SGX RegCo has also entered into a memorandum of understanding with the Singapore Accountancy Commission and the Institute of Valuers and Appraisers of Singapore to promote the integrity of business valuations involving listed companies. “Last year, we worked with the Singapore Institute of Surveyors and Valuers to produce a guide on real estate valuation for REITs and IPOs, which we intend to incorporate into our rules,” Tan said. “We expect our MOU with IVAS to result in similar developments, which will raise the overall standard of both business and real estate valuations, reporting and disclosures in Singapore.”

Leaning on auditors, valuers

These initiatives represent a heartening shift in Singapore’s regulatory approach, in my view. SGX RegCo appears to be indicating that professional firms engaged by companies to perform audits and valuations will not be left entirely to their own devices, and that they will be held accountable after the fact. Complacency or deliberate wrongdoing might now be disrupted before too much damage is done.

One sticking point that reportedly prevented the authorities from launching a full investigation into Noble when allegations that the company had inflated its reported earnings first emerged in 2015 was that EY Hong Kong had signed off on its accounts. Noble had also published a review of its accounting and management practices by PwC, which concluded that the company had recorded profits on long-term sales and marketing deals in a manner consistent with industry practice. In addition, EY Hong Kong reviewed at least 80% of the company’s contracts that were under scrutiny and found nothing amiss.

In the end, substantial writedowns by Noble in 2017 and 2018 provided the basis for a probe by the authorities. On Nov 20, 2018, the Commercial Affairs Department (CAD), the Monetary Authority of Singapore and the Accounting and Corporate Regulatory Authority (ACRA) said they were jointly investigating suspected false and misleading statements and breaches of disclosure requirements by Noble, and potential non-compliance with accounting standards by its subsidiary, Noble Resources International.
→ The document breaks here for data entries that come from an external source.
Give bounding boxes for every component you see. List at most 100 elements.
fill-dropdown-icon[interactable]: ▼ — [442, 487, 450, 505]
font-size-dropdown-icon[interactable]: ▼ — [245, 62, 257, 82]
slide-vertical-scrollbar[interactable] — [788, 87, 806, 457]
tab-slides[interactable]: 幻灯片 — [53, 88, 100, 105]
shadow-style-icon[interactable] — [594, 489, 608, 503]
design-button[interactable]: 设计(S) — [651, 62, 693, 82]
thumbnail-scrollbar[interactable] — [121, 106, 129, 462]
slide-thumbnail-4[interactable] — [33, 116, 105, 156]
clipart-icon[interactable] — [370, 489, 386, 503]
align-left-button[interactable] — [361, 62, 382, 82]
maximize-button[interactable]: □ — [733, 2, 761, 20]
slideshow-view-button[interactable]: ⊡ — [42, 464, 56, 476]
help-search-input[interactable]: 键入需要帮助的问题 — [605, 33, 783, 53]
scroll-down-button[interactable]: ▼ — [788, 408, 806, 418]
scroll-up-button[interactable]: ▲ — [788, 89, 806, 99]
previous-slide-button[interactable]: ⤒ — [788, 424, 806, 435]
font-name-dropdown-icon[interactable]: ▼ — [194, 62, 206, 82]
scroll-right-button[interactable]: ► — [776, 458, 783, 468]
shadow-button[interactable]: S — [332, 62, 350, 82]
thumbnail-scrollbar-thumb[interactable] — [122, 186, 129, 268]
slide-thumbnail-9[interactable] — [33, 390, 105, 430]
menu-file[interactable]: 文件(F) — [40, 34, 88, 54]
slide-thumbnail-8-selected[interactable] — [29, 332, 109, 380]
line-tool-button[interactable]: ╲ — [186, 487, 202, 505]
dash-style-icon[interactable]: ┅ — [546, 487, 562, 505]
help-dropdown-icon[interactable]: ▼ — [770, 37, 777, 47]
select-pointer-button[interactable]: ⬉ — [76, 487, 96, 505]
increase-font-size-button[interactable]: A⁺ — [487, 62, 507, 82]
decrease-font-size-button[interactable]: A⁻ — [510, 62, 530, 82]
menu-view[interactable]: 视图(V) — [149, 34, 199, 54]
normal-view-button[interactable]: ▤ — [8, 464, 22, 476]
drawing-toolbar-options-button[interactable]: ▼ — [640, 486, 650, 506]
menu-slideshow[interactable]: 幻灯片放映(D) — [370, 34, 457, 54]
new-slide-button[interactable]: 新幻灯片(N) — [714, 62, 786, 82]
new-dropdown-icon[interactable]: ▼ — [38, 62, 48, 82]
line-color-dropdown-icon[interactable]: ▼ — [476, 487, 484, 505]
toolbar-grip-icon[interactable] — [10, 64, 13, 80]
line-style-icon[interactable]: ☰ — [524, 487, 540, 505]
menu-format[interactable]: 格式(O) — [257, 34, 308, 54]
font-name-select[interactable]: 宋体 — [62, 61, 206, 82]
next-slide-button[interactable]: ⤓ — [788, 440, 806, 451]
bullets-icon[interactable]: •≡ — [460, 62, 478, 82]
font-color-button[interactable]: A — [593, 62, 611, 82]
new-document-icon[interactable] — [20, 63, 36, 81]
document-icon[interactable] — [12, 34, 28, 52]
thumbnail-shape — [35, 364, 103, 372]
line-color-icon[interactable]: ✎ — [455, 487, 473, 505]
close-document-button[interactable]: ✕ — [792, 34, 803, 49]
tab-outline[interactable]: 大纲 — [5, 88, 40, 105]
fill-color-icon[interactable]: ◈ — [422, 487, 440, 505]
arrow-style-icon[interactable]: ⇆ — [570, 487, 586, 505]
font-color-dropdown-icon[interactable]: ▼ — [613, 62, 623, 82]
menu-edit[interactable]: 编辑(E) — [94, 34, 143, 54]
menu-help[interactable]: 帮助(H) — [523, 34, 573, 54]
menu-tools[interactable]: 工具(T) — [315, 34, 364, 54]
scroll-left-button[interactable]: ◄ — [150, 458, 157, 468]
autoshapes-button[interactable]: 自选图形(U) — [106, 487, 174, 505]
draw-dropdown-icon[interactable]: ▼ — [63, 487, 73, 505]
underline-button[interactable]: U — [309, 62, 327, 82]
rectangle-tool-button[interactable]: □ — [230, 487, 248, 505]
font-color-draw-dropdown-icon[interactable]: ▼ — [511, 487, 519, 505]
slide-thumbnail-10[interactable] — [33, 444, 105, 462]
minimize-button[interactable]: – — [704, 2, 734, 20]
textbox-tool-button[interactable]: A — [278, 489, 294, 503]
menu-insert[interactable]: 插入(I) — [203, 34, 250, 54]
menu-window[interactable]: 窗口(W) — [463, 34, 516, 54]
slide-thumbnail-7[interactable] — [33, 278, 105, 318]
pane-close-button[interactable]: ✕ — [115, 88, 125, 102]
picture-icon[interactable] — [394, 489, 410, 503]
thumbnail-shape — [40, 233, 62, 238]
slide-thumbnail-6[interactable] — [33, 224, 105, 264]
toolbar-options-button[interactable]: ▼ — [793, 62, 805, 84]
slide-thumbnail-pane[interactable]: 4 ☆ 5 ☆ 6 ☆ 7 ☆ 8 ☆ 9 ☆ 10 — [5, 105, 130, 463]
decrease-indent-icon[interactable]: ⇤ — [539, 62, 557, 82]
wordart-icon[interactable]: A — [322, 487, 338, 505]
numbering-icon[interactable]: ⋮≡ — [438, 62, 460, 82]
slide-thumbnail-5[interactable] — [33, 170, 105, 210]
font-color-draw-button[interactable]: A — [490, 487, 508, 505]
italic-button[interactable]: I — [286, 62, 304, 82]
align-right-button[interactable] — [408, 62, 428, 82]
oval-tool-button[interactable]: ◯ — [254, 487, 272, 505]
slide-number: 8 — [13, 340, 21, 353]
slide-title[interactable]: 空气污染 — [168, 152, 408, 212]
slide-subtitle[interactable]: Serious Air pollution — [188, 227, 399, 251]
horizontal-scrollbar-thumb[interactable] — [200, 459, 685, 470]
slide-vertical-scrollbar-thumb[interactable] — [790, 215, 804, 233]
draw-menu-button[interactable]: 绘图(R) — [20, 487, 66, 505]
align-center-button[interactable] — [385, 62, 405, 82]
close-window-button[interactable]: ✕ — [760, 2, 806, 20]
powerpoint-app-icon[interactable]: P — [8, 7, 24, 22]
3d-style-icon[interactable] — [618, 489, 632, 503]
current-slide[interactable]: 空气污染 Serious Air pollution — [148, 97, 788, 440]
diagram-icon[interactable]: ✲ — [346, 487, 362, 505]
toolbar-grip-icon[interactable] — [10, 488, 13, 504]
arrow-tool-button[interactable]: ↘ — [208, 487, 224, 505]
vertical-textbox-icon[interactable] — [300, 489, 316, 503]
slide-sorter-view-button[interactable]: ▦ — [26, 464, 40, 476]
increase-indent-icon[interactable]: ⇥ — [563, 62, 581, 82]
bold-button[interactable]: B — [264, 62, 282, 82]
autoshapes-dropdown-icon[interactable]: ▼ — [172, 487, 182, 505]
The company’s auditor EY has been directed to produce documents related to the audit of NRI.

The big question is how far SGX RegCo will ultimately go. One criticism of Singapore’s handling of the Noble affair is that the company’s key critics, Iceberg Research and Michael Dee, were not taken seriously initially. So, would SGX RegCo now immediately lean on the auditors of the next company that is a target of a negative research report? Would it immediately haul up the auditors of any company that unexpectedly writes down the value of its assets?

Then, there is the apparent bewilderment of some members of the public about the wide difference between the book value of Ascott Raffles Place Singapore and the price at which it is being sold. What should the authorities do? Is there really anything wrong with the manner in which properties held by REITs are valued? Should listed companies and REITs be required to provide more than one basis for the valuation of their assets? Would a failure on the part of the authorities to address this issue worsen the trust deficit in the market?

More generally, there is the question of how much auditors can really be expected to do. This column previously noted that auditors are sometimes said to be watchdogs rather than bloodhounds. Their role is to bark when they spot something that does not look right instead of relentlessly hunting for evidence of misconduct by their clients. Indeed, it is not possible to have a good working relationship with people you are convinced are up to no good.

In the end, regulators cannot absolve themselves of their own responsibilities by turning up the pressure on the directors and auditors of companies. The joint investigation now underway by CAD, MAS and ACRA into Noble is an indication that going after companies that artificially inflate their earnings is not currently the responsibility of any single agency. And, it is perhaps why it took so long before any action was actually taken. That should change. As SGX RegCo leverages its partnership with IVAS to strengthen its ability to scrutinise business and real estate valuations, a dedicated capital markets regulatory agency capable of dealing with any wrongdoing in that field ought to be created.